For Beijing 2008, the Swiss architects Jacques Herzog and Pierre de Meuron have designed an exquisite (and expensive) structure wrapped in a delicate-looking tangle of concrete columns. (The Chinese call it “the bird’s nest.”) It looks like no stadium you’ve ever seen and has the potential to be one of the most significant pieces of architecture built anywhere in the world in the next five years. Leipzig, Germany, a onetime 2012 hopeful, enlisted the New York architect Peter Eisenman to design its proposed Olympic stadium. Eisenman, also at work on a new home for the Arizona Cardinals, suggested an innovative twist on the genre that would have included detachable sections, allowing the capacity to be reduced from 80,000 to a more practical 50,000 once the Olympics were over.

Model for New York’s new stadium and London’s Wembley (lower)

The centerpiece of New York City’s Olympic bid for 2012 is a huge new stadium/convention center on the West Side of Manhattan that would become the home of the New York Jets. Designed by mega-firm Kohn Pedersen Fox Associates—better known for huge commercial projects than avant-garde ones—the stadium, with its squared-off exterior, promises to be much cooler-looking than the average U.S. sports facility. It would be flexible enough, the KPF Web site crows, “to host the Super Bowl, the NCAA Final Four Championships and Olympic Track and Field all in one building.” Then there’s Norman Foster’s forthcoming Wembley Stadium, whose billion-dollar-plus design could help London win the 2012 games. [ Clarification, Aug. 26: While Wembley would be a venue for certain events if Olympics were in London, the city plans to use a different venue for the main Olympic stadium.]

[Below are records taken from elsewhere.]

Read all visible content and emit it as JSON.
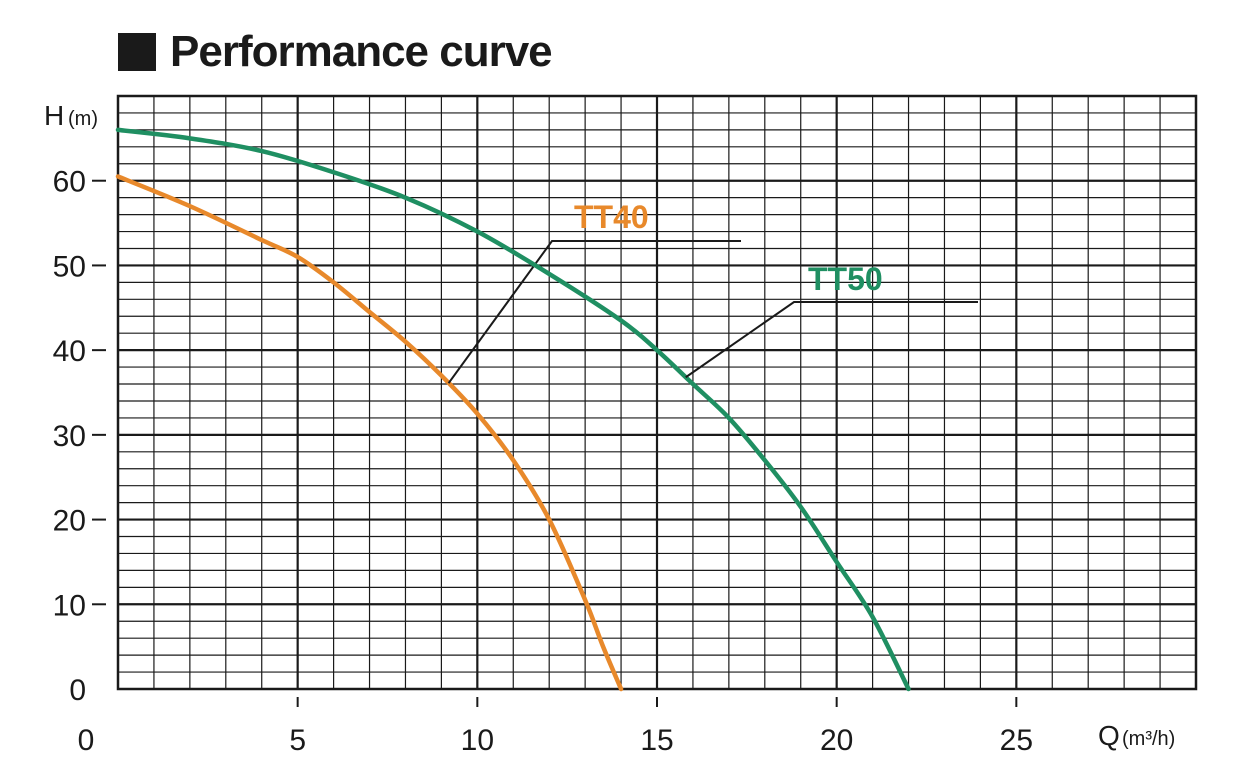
{
  "title": "Performance curve",
  "colors": {
    "TT40": "#e8892b",
    "TT50": "#1f8f62",
    "grid": "#1a1a1a",
    "text": "#1a1a1a"
  },
  "chart_data": {
    "type": "line",
    "title": "Performance curve",
    "ylabel": "H",
    "yunit": "(m)",
    "xlabel": "Q",
    "xunit": "(m³/h)",
    "xlim": [
      0,
      30
    ],
    "ylim": [
      0,
      70
    ],
    "x_ticks": [
      0,
      5,
      10,
      15,
      20,
      25
    ],
    "y_ticks": [
      0,
      10,
      20,
      30,
      40,
      50,
      60
    ],
    "x_tick_labels": [
      "0",
      "5",
      "10",
      "15",
      "20",
      "25"
    ],
    "y_tick_labels": [
      "0",
      "10",
      "20",
      "30",
      "40",
      "50",
      "60"
    ],
    "grid": true,
    "series": [
      {
        "name": "TT40",
        "x": [
          0,
          2,
          4,
          5,
          6,
          7,
          8,
          9,
          10,
          11,
          12,
          13,
          13.5,
          14
        ],
        "y": [
          60.5,
          57,
          53,
          51,
          48,
          44.5,
          41,
          37,
          32.5,
          27,
          20,
          10.5,
          5,
          0
        ]
      },
      {
        "name": "TT50",
        "x": [
          0,
          2,
          4,
          6,
          8,
          10,
          12,
          14,
          15,
          16,
          17,
          18,
          19,
          20,
          21,
          22
        ],
        "y": [
          66,
          65,
          63.5,
          61,
          58,
          54,
          49,
          43.5,
          40,
          36,
          32,
          27,
          21.5,
          15,
          8.5,
          0
        ]
      }
    ]
  }
}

In a post-Bilbao world, it’s hardly surprising that celebrity architects are being asked to give Olympic bids a dash of high-design glamour. When you’re hosting an event televised around the world, it’s only natural that you’d want your city to look, well, telegenic. While planners and politicians can’t possibly rebuild an entire metropolis in time to host the games (although the Chinese seem to be trying), a few well-composed shots of a gleaming new stadium can go a long way toward suggesting cosmopolitan sophistication. And if there is one quality that connects the most famous architects, brilliant or overrated, working since Bilbao, it is an emphasis on what you could call pictorial quality—the impression a building makes on the page or on the screen.

Calatrava has taken this emphasis a step further in Athens—he has created a stadium whose most flattering profile is seen through a camera looking down. “I want the design to convey a powerful image not only for pedestrians but also from the air,” he said before the Olympics opened. After watching NBC’s countless fly-by shots of Athens’ stadium, many viewers, even architecture buffs, still aren’t aware that Calatrava’s work extended below the roof line. Sure, you could complain that Calatrava was more concerned about how the design would look to us, sitting on our couches, than to the athletes and fans who are actually using the stadium. But you’re not going to hear any NBC producers or Greek politicians raising that particular issue.